Over half those killed in Ntumbo were children, and local media report that several victims were burned alive.
No-one has claimed responsibility for Friday’s incident, but an opposition party blamed the army.
Cameroon’s government, which has been fighting separatists in the region for three years, has not yet commented on the attack.
James Nunan, an official from the UN’s humanitarian coordination agency OCHA, told the BBC that a pregnant woman was among those killed.
Fourteen children, including nine under the age of five, were also among the dead, he said.
Mr Nunan said the incident has “terrified” the local population.
“Whichever group has done this has threatened that there will be more violence ahead,” he said. “The people we’ve spoken with are extremely traumatised and didn’t expect this.”

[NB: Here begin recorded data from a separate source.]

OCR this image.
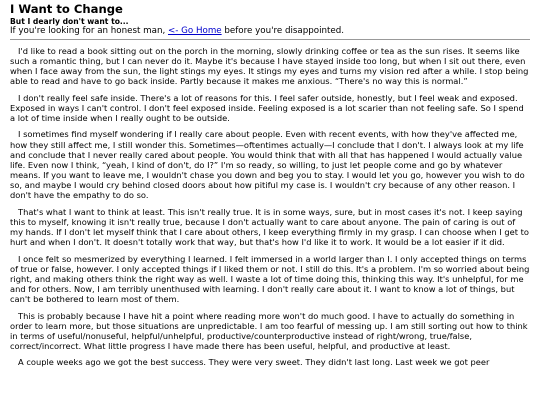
I Want to Change
But I dearly don't want to...

If you're looking for an honest man, <- Go Home before you're disappointed.

I'd like to read a book sitting out on the porch in the morning, slowly drinking coffee or tea as the sun rises. It seems like such a romantic thing, but I can never do it. Maybe it's because I have stayed inside too long, but when I sit out there, even when I face away from the sun, the light stings my eyes. It stings my eyes and turns my vision red after a while. I stop being able to read and have to go back inside. Partly because it makes me anxious. “There's no way this is normal.”

I don't really feel safe inside. There's a lot of reasons for this. I feel safer outside, honestly, but I feel weak and exposed. Exposed in ways I can't control. I don't feel exposed inside. Feeling exposed is a lot scarier than not feeling safe. So I spend a lot of time inside when I really ought to be outside.

I sometimes find myself wondering if I really care about people. Even with recent events, with how they've affected me, how they still affect me, I still wonder this. Sometimes—oftentimes actually—I conclude that I don't. I always look at my life and conclude that I never really cared about people. You would think that with all that has happened I would actually value life. Even now I think, “yeah, I kind of don't, do I?” I'm so ready, so willing, to just let people come and go by whatever means. If you want to leave me, I wouldn't chase you down and beg you to stay. I would let you go, however you wish to do so, and maybe I would cry behind closed doors about how pitiful my case is. I wouldn't cry because of any other reason. I don't have the empathy to do so.

That's what I want to think at least. This isn't really true. It is in some ways, sure, but in most cases it's not. I keep saying this to myself, knowing it isn't really true, because I don't actually want to care about anyone. The pain of caring is out of my hands. If I don't let myself think that I care about others, I keep everything firmly in my grasp. I can choose when I get to hurt and when I don't. It doesn't totally work that way, but that's how I'd like it to work. It would be a lot easier if it did.

I once felt so mesmerized by everything I learned. I felt immersed in a world larger than I. I only accepted things on terms of true or false, however. I only accepted things if I liked them or not. I still do this. It's a problem. I'm so worried about being right, and making others think the right way as well. I waste a lot of time doing this, thinking this way. It's unhelpful, for me and for others. Now, I am terribly unenthused with learning. I don't really care about it. I want to know a lot of things, but can't be bothered to learn most of them.

This is probably because I have hit a point where reading more won't do much good. I have to actually do something in order to learn more, but those situations are unpredictable. I am too fearful of messing up. I am still sorting out how to think in terms of useful/nonuseful, helpful/unhelpful, productive/counterproductive instead of right/wrong, true/false, correct/incorrect. What little progress I have made there has been useful, helpful, and productive at least.

A couple weeks ago we got the best success. They were very sweet. They didn't last long. Last week we got peer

In a statement, one of the country’s main opposition parties — The Movement for the Rebirth of Cameroon — blamed “the dictatorial regime” and the head of Cameroon’s security forces for the attack.
Agbor Mballa, a leading figure in the separatist movement, also suggested “state defence forces were responsible”.

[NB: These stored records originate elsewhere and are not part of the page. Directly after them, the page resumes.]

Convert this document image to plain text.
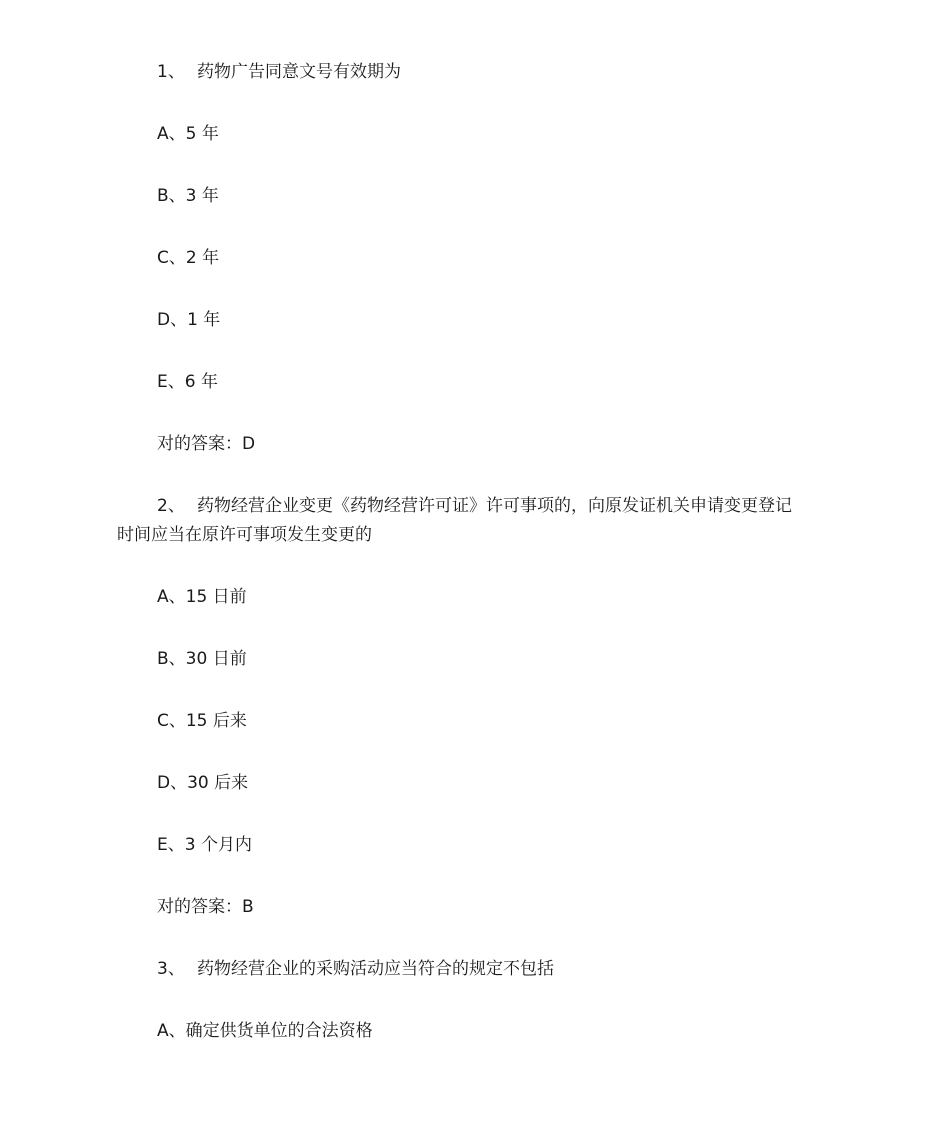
1、 药物广告同意文号有效期为
A、5 年
B、3 年
C、2 年
D、1 年
E、6 年
对的答案：D
2、 药物经营企业变更《药物经营许可证》许可事项的，向原发证机关申请变更登记
时间应当在原许可事项发生变更的
A、15 日前
B、30 日前
C、15 后来
D、30 后来
E、3 个月内
对的答案：B
3、 药物经营企业的采购活动应当符合的规定不包括
A、确定供货单位的合法资格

An army official, interviewed by AFP news agency, denied the allegations.
The conflict has been centred in north-western Cameroon, where most of the population speaks English because of old colonial ties to Britain.
Armed separatist groups began to emerge in 2017 after a security force crackdown on protests. Separatists have declared independence for a new state they call Ambazonia, but Cameroon’s President Paul Biya has labelled the groups as “terrorists”.
More than 3,000 people have died since the outbreak of fighting and at least 70,000 people have also been displaced from their homes.